Это сказано было столь откровенно, беззастенчиво и трогательно, что Митя, удивясь и обрадовавшись, не нашелся, как ответить, и лишь крепко обнял.
Митя был единственным сыном у матери, красивой, такой же, как он теперь, смуглой, с прямым и открытым взглядом карих глаз, рано овдовевшей. Отец Мити, летчик-испытатель, погиб при катастрофе несколько лет тому назад, весной, когда Митя заканчивал седьмой класс и именно в этот день написал записку Надьке Востряковой из седьмого "Б" класса соседней школы.
Чтобы помочь матери, машинистке, Митя не стал дальше учиться, а пошел работать на завод. С тех пор минуло пять лет. Митя вырос, считался уже хорошим вальцовщиком, был членом цехового комсомольского бюро и учился в девятом классе вечерней школы рабочей молодежи.
Надя как начала с первого класса учиться на одни пятерки, так с этими пятерками и десятилетку закончила. Теперь она уже была студенткой университета и перешла на третий курс. Семья, в которой она выросла, шумно и дружно жила в старом доме на Курской канаве. Отец и два старших брата Нади работали на "Серпе и молоте", дымившем разноцветными дымами метрах в пятидесяти от их дома, за высоким забором.

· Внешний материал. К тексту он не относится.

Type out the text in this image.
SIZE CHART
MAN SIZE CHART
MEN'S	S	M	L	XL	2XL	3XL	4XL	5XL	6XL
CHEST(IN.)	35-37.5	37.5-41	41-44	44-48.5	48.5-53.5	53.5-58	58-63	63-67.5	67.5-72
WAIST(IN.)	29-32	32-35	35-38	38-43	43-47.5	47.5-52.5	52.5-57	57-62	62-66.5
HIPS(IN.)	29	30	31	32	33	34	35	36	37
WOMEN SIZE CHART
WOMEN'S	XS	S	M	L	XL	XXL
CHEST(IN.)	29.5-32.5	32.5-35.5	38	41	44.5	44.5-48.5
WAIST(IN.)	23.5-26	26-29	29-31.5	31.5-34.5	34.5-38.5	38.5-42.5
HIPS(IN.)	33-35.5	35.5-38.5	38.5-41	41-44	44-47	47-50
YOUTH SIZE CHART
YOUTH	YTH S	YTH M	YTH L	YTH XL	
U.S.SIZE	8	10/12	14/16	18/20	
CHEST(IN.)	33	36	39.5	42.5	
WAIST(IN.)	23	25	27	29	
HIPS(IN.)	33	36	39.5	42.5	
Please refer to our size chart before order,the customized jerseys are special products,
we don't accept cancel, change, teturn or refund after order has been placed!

Митя последние годы бывал в этом доме частым гостем, чувствовал себя свободно, запросто, даже когда мальчишки, увидев его, кричали: "Надькин жених идет!" Ему здесь все нравилось. Правилось, что по вечерам все обитатели дома выбираются во двор: женщины чинно сидят на длинной лавочке, мужчины возле забора, под старой ветлой стучат костяшками домино по столу, девочки без устали скачут через веревку, а мальчишки гоняют посреди двора мяч. Нравилось Мите и то, что квартиры тут с утра до позднего вечера не запираются, двери распахнуты настежь — входи, кто хочет. Его здесь все знали и относились к нему приветливо, с уважением.
— Ну, пойдем же дальше, глупый, — сказала Надя, высвобождаясь из его объятий.
Скоро лес начал редеть, появилось больше солнечного, уже не прерываемого тенями, света, стало теплее, ярче, и они вышли на луг, уже скошенный, с разворошенной, посеревшей в увядании, с сильным сенным запахом и нескончаемым звоном кузнечиков травой.
На той стороне луга снова зачинался лес, где среди деревьев снежно белели стены и колонны загородного музея.
На всех музейных дверях висели амбарные замки; здесь был выходной день. Но они нисколько не расстроились, что приехали так неудачно, и стали бродить по широким, пустынным, почти укрытым от солнца кронами старых лип аллеям, где меж деревьев то тут, то там стояли на пьедесталах, задумавшись, мраморные скульптуры, большей частью безрукие.
Заглянули в пыльные, забранные частой толстой решеткой оконца старенькой церквушки, стены которой расписаны Васнецовым, посмотрели в окошко итальянского домика, который, к удивлению, оказался совершенно пуст, даже гнилой табуретки не было.